The roofline model (Williams et al., 2009) is a simple analytical performance model that can be used to quantify the amount of reuse exploited by a given computation kernel. As part of this model, the reuse exploited by a kernel is captured in the operational intensity ( $\mathcal{O}$ ) of that kernel. This metric is computed as the amount of computation performed per byte transferred from the memory. Below, we analyze the PyTorch, DyNet and CORTEX implementations of the simple TreeFC model using the roofline model.

Let N be the number of nodes in a tree, B be the batch size and B be the hidden size. In Fig. 14, we compute the total number of floating point operations ( $\mathcal{F}$ ) in the model, which remains constant across the three frameworks, and the total number of bytes ( $\mathcal{B}$ ) read or written to the off-chip memory.

Assuming,  $N, H \gg B \geq 1$  and  $N \approx H = N_0$ , which is the case for our evaluation of the TreeFC model when  $H = h_s$ , we obtain

$$\begin{split} \mathcal{O}_{\text{CORTEX}} &= \frac{\mathcal{F}}{\mathcal{B}_{\text{CORTEX}}} \approx \frac{B \times N_0}{3 \times B + 2} \\ \mathcal{O}_{DyNet} &= \frac{\mathcal{F}}{\mathcal{B}_{DyNet}} \approx \frac{B \times N_0}{5 \times B + 8 \times \log_2(N_0)} \\ \mathcal{O}_{PyTorch} &= \frac{\mathcal{F}}{\mathcal{B}_{PyTorch}} \approx 0.5 \end{split}$$

As can be seen,  $\mathcal{O}_{\text{CORTEX}} > \mathcal{O}_{DyNet} > \mathcal{O}_{PyTorch}$ , suggesting that CORTEX generated kernels exploit more data reuse as compared to DyNet and PyTorch. One should note that this is a simple model that does not take into account other overheads associated with DyNet and PyTorch such as the kernel call and dynamic batching overheads discussed in §7.2.

# D REGISTER PRESSURE IN CUDA

CORTEX-generated CUDA kernels are often large, due to optimizations such as aggressive kernel fusion, loop peeling, loop unrolling and recursive unrolling. Furthermore, model persistence uses GPU registers to persist model weights. These factors lead to high register pressure.
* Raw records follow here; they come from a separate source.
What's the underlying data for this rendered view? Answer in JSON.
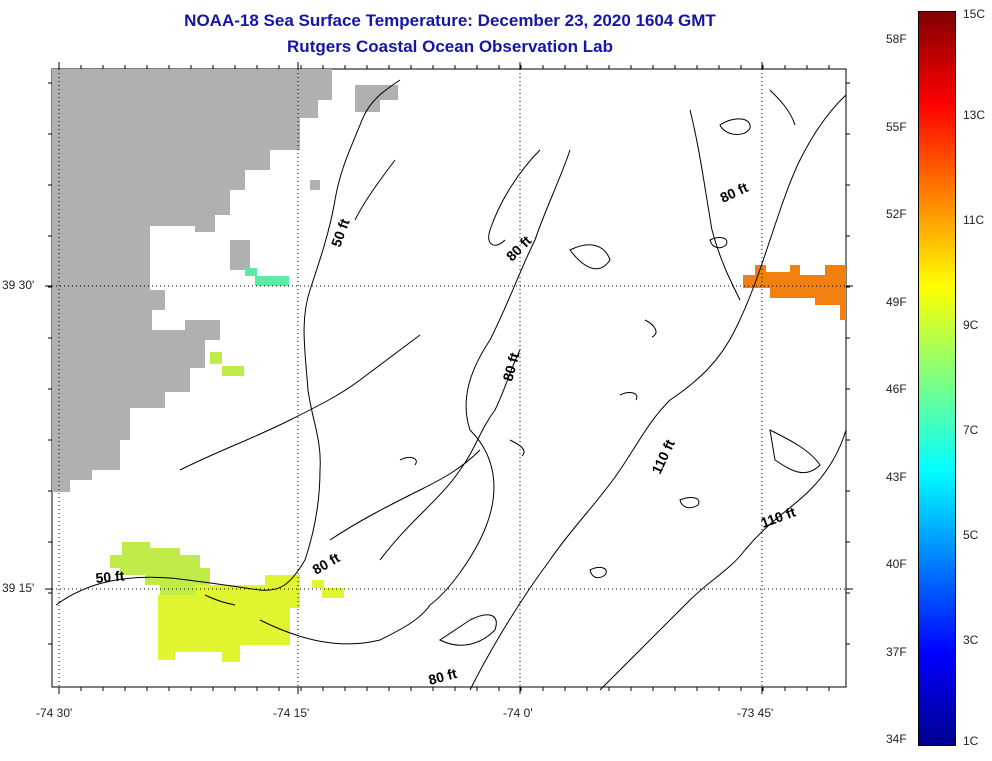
{
  "title": {
    "line1": "NOAA-18 Sea Surface Temperature:  December 23, 2020 1604 GMT",
    "line2": "Rutgers Coastal Ocean Observation Lab"
  },
  "axes": {
    "x_ticks": [
      "-74 30'",
      "-74 15'",
      "-74 0'",
      "-73 45'"
    ],
    "y_ticks": [
      "39 30'",
      "39 15'"
    ]
  },
  "contours": {
    "labels": [
      "50 ft",
      "50 ft",
      "80 ft",
      "80 ft",
      "80 ft",
      "80 ft",
      "80 ft",
      "110 ft",
      "110 ft"
    ]
  },
  "colorbar": {
    "fahrenheit": [
      "58F",
      "55F",
      "52F",
      "49F",
      "46F",
      "43F",
      "40F",
      "37F",
      "34F"
    ],
    "celsius": [
      "15C",
      "13C",
      "11C",
      "9C",
      "7C",
      "5C",
      "3C",
      "1C"
    ],
    "range_c": [
      1,
      15
    ],
    "stops": [
      "#00008f",
      "#0000ff",
      "#0080ff",
      "#00ffff",
      "#80ff80",
      "#ffff00",
      "#ff8000",
      "#ff0000",
      "#800000"
    ]
  },
  "colors": {
    "land": "#b0b0b0",
    "title": "#1515a8",
    "sst_green": "#5ee9a8",
    "sst_yellowgreen": "#c0ec4a",
    "sst_yellow": "#e0f530",
    "sst_orange": "#f2800e"
  }
}
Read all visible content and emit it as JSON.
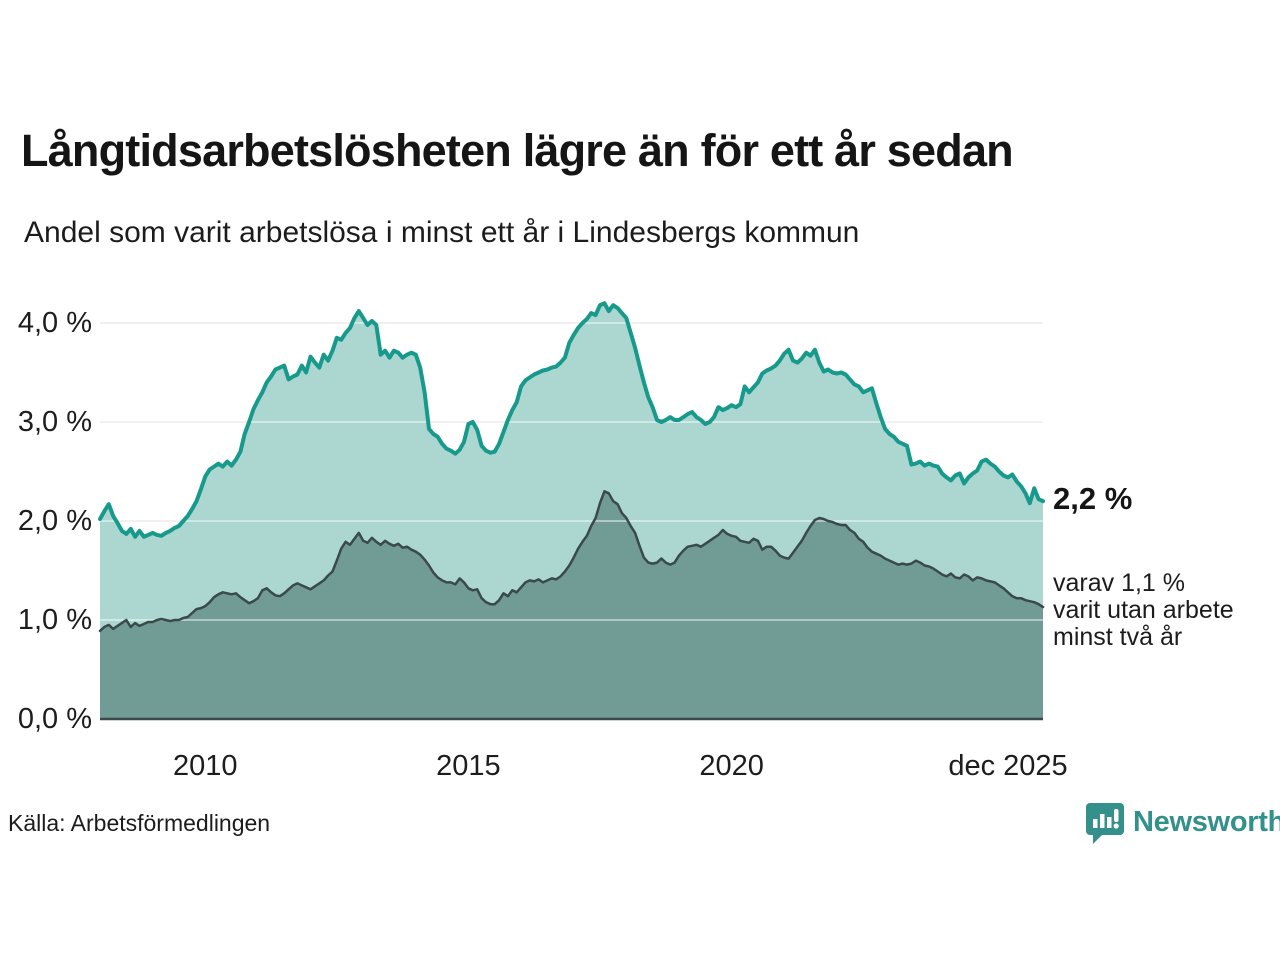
{
  "header": {
    "title": "Långtidsarbetslösheten lägre än för ett år sedan",
    "subtitle": "Andel som varit arbetslösa i minst ett år i Lindesbergs kommun"
  },
  "chart_data": {
    "type": "area",
    "title": "Långtidsarbetslösheten lägre än för ett år sedan",
    "subtitle": "Andel som varit arbetslösa i minst ett år i Lindesbergs kommun",
    "unit": "%",
    "x_start": "2008-01",
    "x_end": "2025-12",
    "x_frequency": "monthly",
    "ylim": [
      0,
      4.4
    ],
    "grid": "horizontal",
    "y_ticks": [
      {
        "label": "4,0 %",
        "value": 4.0
      },
      {
        "label": "3,0 %",
        "value": 3.0
      },
      {
        "label": "2,0 %",
        "value": 2.0
      },
      {
        "label": "1,0 %",
        "value": 1.0
      },
      {
        "label": "0,0 %",
        "value": 0.0
      }
    ],
    "x_ticks": [
      {
        "label": "2010",
        "month_index": 24
      },
      {
        "label": "2015",
        "month_index": 84
      },
      {
        "label": "2020",
        "month_index": 144
      },
      {
        "label": "dec 2025",
        "month_index": 215
      }
    ],
    "series": [
      {
        "name": "Andel som varit arbetslösa minst ett år",
        "line_color": "#17998b",
        "fill_color": "#abd7d0",
        "line_width": 4,
        "latest_value": 2.2,
        "values": [
          2.02,
          2.1,
          2.17,
          2.05,
          1.98,
          1.9,
          1.87,
          1.92,
          1.84,
          1.9,
          1.84,
          1.86,
          1.88,
          1.86,
          1.85,
          1.88,
          1.9,
          1.93,
          1.95,
          2.0,
          2.05,
          2.12,
          2.2,
          2.32,
          2.45,
          2.52,
          2.55,
          2.58,
          2.55,
          2.6,
          2.56,
          2.62,
          2.7,
          2.88,
          3.0,
          3.13,
          3.22,
          3.3,
          3.4,
          3.46,
          3.53,
          3.55,
          3.57,
          3.43,
          3.46,
          3.48,
          3.57,
          3.5,
          3.66,
          3.6,
          3.55,
          3.68,
          3.62,
          3.72,
          3.85,
          3.83,
          3.9,
          3.95,
          4.05,
          4.12,
          4.05,
          3.98,
          4.02,
          3.98,
          3.68,
          3.72,
          3.65,
          3.72,
          3.7,
          3.65,
          3.68,
          3.7,
          3.68,
          3.55,
          3.3,
          2.93,
          2.88,
          2.85,
          2.78,
          2.73,
          2.71,
          2.68,
          2.72,
          2.8,
          2.98,
          3.0,
          2.92,
          2.76,
          2.71,
          2.69,
          2.7,
          2.78,
          2.9,
          3.02,
          3.12,
          3.2,
          3.36,
          3.42,
          3.45,
          3.48,
          3.5,
          3.52,
          3.53,
          3.55,
          3.56,
          3.6,
          3.65,
          3.8,
          3.88,
          3.95,
          4.0,
          4.04,
          4.1,
          4.08,
          4.18,
          4.2,
          4.12,
          4.18,
          4.15,
          4.1,
          4.05,
          3.9,
          3.75,
          3.57,
          3.4,
          3.25,
          3.15,
          3.02,
          3.0,
          3.02,
          3.05,
          3.02,
          3.02,
          3.05,
          3.08,
          3.1,
          3.05,
          3.02,
          2.98,
          3.0,
          3.05,
          3.15,
          3.12,
          3.14,
          3.17,
          3.15,
          3.18,
          3.36,
          3.3,
          3.35,
          3.4,
          3.49,
          3.52,
          3.54,
          3.57,
          3.62,
          3.69,
          3.73,
          3.62,
          3.6,
          3.64,
          3.7,
          3.67,
          3.73,
          3.6,
          3.51,
          3.53,
          3.5,
          3.49,
          3.5,
          3.48,
          3.43,
          3.38,
          3.36,
          3.3,
          3.32,
          3.34,
          3.19,
          3.05,
          2.93,
          2.88,
          2.85,
          2.8,
          2.78,
          2.76,
          2.57,
          2.58,
          2.6,
          2.56,
          2.58,
          2.56,
          2.55,
          2.48,
          2.44,
          2.41,
          2.46,
          2.48,
          2.38,
          2.44,
          2.48,
          2.51,
          2.6,
          2.62,
          2.58,
          2.55,
          2.5,
          2.46,
          2.44,
          2.47,
          2.4,
          2.35,
          2.28,
          2.18,
          2.33,
          2.22,
          2.2
        ]
      },
      {
        "name": "varav utan arbete minst två år",
        "line_color": "#3a4a4a",
        "fill_color": "#719b95",
        "line_width": 2.5,
        "latest_value": 1.1,
        "values": [
          0.89,
          0.93,
          0.95,
          0.91,
          0.94,
          0.97,
          1.0,
          0.93,
          0.97,
          0.94,
          0.96,
          0.98,
          0.98,
          1.0,
          1.01,
          1.0,
          0.99,
          1.0,
          1.0,
          1.02,
          1.03,
          1.07,
          1.11,
          1.12,
          1.14,
          1.18,
          1.23,
          1.26,
          1.28,
          1.27,
          1.26,
          1.27,
          1.23,
          1.2,
          1.17,
          1.19,
          1.22,
          1.3,
          1.32,
          1.28,
          1.25,
          1.24,
          1.27,
          1.31,
          1.35,
          1.37,
          1.35,
          1.33,
          1.31,
          1.34,
          1.37,
          1.4,
          1.45,
          1.49,
          1.6,
          1.72,
          1.79,
          1.76,
          1.82,
          1.88,
          1.8,
          1.78,
          1.83,
          1.79,
          1.76,
          1.8,
          1.77,
          1.75,
          1.77,
          1.73,
          1.74,
          1.71,
          1.69,
          1.66,
          1.61,
          1.55,
          1.48,
          1.43,
          1.4,
          1.38,
          1.38,
          1.36,
          1.42,
          1.38,
          1.32,
          1.3,
          1.31,
          1.22,
          1.18,
          1.16,
          1.16,
          1.2,
          1.27,
          1.24,
          1.3,
          1.28,
          1.33,
          1.38,
          1.4,
          1.39,
          1.41,
          1.38,
          1.4,
          1.42,
          1.41,
          1.44,
          1.49,
          1.55,
          1.63,
          1.72,
          1.79,
          1.85,
          1.95,
          2.03,
          2.18,
          2.3,
          2.28,
          2.2,
          2.17,
          2.08,
          2.03,
          1.95,
          1.88,
          1.75,
          1.63,
          1.58,
          1.57,
          1.58,
          1.62,
          1.58,
          1.56,
          1.58,
          1.65,
          1.7,
          1.74,
          1.75,
          1.76,
          1.74,
          1.77,
          1.8,
          1.83,
          1.86,
          1.91,
          1.87,
          1.85,
          1.84,
          1.8,
          1.79,
          1.78,
          1.82,
          1.8,
          1.71,
          1.74,
          1.74,
          1.7,
          1.65,
          1.63,
          1.62,
          1.68,
          1.74,
          1.8,
          1.88,
          1.95,
          2.01,
          2.03,
          2.02,
          2.0,
          1.99,
          1.97,
          1.96,
          1.96,
          1.91,
          1.88,
          1.82,
          1.79,
          1.73,
          1.69,
          1.67,
          1.65,
          1.62,
          1.6,
          1.58,
          1.56,
          1.57,
          1.56,
          1.57,
          1.6,
          1.58,
          1.55,
          1.54,
          1.52,
          1.49,
          1.46,
          1.44,
          1.47,
          1.43,
          1.42,
          1.46,
          1.44,
          1.4,
          1.43,
          1.42,
          1.4,
          1.39,
          1.38,
          1.35,
          1.32,
          1.28,
          1.24,
          1.22,
          1.22,
          1.2,
          1.19,
          1.18,
          1.16,
          1.13
        ]
      }
    ]
  },
  "annotations": {
    "latest_total": "2,2 %",
    "latest_two_years": "varav 1,1 %\nvarit utan arbete\nminst två år"
  },
  "footer": {
    "source": "Källa: Arbetsförmedlingen",
    "brand": "Newsworthy"
  },
  "colors": {
    "series_total_line": "#17998b",
    "series_total_fill": "#abd7d0",
    "series_two_year_line": "#3a4a4a",
    "series_two_year_fill": "#719b95",
    "gridline": "#e3e3e3",
    "axis_line": "#3a4a4a",
    "brand_teal": "#33908a",
    "text": "#1a1a1a"
  }
}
We find that recursive unrolling precludes us from using persistence for the TreeLSTM and TreeRNN models discussed in §7.4. Similarly, we note that we cannot apply the loop peeling and model persistence optimizations in the case of the TreeLSTM model at the same time. In our schedules, we have explored this trade-off space and evaluated on the best performing schedule. We note that techniques developed in past work such as (Rawat et al., 2018) and (Sakdhnagool et al., 2019) can potentially be applied in our context to alleviate this issue.